Dari sudut pandang penganut tradisi patriarki, semua agama pada awalnya mengusung kesatuan batin yang tersembunyi. Schuon pertama kali menyebutkan kesatuan Ilahi dalam agama-agama. Penafsiran lain atas gagasan Schuon menegaskan keyakinannya bahwa agama mengandung tidak lebih dari satu kebenaran. Hanya kondisi sejarah dan sosial yang menyebabkan agama dan tradisi mempunyai bentuk dan penafsiran yang berbeda. Keberagamannya disebabkan oleh proses sejarah, bukan karena isinya. Semua agama di hadapan Tuhan mewakili perwujudan kebenaran mutlak.

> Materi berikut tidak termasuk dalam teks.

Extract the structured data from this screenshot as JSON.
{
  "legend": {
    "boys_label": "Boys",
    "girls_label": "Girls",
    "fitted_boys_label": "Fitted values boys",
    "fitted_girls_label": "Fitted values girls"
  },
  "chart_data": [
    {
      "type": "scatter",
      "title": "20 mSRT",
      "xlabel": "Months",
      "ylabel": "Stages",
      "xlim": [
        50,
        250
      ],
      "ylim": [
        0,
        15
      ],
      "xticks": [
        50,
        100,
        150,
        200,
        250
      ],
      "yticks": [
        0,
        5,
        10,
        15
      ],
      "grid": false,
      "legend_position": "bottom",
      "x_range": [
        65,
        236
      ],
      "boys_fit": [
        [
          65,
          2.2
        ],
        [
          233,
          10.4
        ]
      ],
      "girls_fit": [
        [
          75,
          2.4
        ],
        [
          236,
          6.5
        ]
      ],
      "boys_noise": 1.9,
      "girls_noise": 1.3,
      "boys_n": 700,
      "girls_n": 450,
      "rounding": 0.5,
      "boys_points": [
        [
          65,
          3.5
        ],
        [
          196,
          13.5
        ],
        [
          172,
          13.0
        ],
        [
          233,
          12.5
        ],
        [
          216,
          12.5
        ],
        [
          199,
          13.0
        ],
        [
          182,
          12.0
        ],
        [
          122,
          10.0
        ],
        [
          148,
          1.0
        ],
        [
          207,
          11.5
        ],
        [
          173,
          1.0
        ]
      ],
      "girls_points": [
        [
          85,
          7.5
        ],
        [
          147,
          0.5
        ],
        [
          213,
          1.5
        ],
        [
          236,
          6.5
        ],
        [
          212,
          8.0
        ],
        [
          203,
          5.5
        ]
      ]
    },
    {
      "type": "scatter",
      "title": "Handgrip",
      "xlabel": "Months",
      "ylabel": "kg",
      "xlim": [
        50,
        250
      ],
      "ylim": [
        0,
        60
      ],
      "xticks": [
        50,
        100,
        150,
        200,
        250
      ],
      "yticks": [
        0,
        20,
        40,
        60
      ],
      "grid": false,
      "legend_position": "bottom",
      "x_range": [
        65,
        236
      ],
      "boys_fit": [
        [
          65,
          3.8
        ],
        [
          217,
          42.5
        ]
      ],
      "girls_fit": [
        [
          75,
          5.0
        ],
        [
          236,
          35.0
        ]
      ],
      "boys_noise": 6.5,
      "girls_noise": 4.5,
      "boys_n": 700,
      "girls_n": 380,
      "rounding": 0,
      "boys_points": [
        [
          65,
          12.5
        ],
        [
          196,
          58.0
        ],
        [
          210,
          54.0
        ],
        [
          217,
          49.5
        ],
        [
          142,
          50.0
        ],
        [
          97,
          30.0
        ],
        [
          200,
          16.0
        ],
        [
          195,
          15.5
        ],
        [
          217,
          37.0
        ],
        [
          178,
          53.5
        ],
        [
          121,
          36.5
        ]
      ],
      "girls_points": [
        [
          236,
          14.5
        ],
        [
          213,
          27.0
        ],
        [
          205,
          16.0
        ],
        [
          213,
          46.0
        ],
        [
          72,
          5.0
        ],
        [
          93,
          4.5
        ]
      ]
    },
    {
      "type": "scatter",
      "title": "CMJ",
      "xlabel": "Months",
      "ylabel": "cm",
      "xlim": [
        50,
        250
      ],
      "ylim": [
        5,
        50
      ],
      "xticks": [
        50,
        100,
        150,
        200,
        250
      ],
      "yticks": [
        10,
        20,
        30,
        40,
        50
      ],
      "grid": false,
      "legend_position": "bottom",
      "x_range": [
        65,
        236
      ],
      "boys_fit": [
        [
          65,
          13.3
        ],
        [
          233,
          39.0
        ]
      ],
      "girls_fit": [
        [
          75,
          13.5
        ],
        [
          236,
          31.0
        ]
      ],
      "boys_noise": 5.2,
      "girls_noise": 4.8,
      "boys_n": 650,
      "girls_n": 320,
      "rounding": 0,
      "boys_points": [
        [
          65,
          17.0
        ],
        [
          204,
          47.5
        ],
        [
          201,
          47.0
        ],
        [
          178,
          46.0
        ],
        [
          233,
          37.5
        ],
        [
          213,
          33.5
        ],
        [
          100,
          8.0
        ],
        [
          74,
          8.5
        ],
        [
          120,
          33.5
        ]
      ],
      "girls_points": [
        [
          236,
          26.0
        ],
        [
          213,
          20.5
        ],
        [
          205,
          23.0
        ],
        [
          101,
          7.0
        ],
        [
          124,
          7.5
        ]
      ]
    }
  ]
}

Schuon mengacu pada pendapat tentang kesatuan Ketuhanan agama-agama, yang mendefinisikan esensinya sebagai bagian dari satu agama, satu tradisi, yang tidak mengambil hikmah dari keberagamannya. Dipengaruhi oleh tasawuf dan mistisisme Islam, pandangannya tentang keesaan Ilahi menekankan adanya hubungan antar agama. Pandangan ini tidak menolak kemungkinan adanya analisis mengenai perbedaan antar agama, bahkan disarankan untuk mengomentari pertanyaan tentang sumber Wahyu yang mengandung kebenaran mutlak. Kebenaran yang terstruktur secara hierarkis menjadi awal mula perwujudan tatanan peradaban yang terkait dengan agama. Berdasarkan hal tersebut, Schuon berpendapat: agama tidak mengandung lebih dari satu kebenaran dan esensi. (Sekolah 22:1976)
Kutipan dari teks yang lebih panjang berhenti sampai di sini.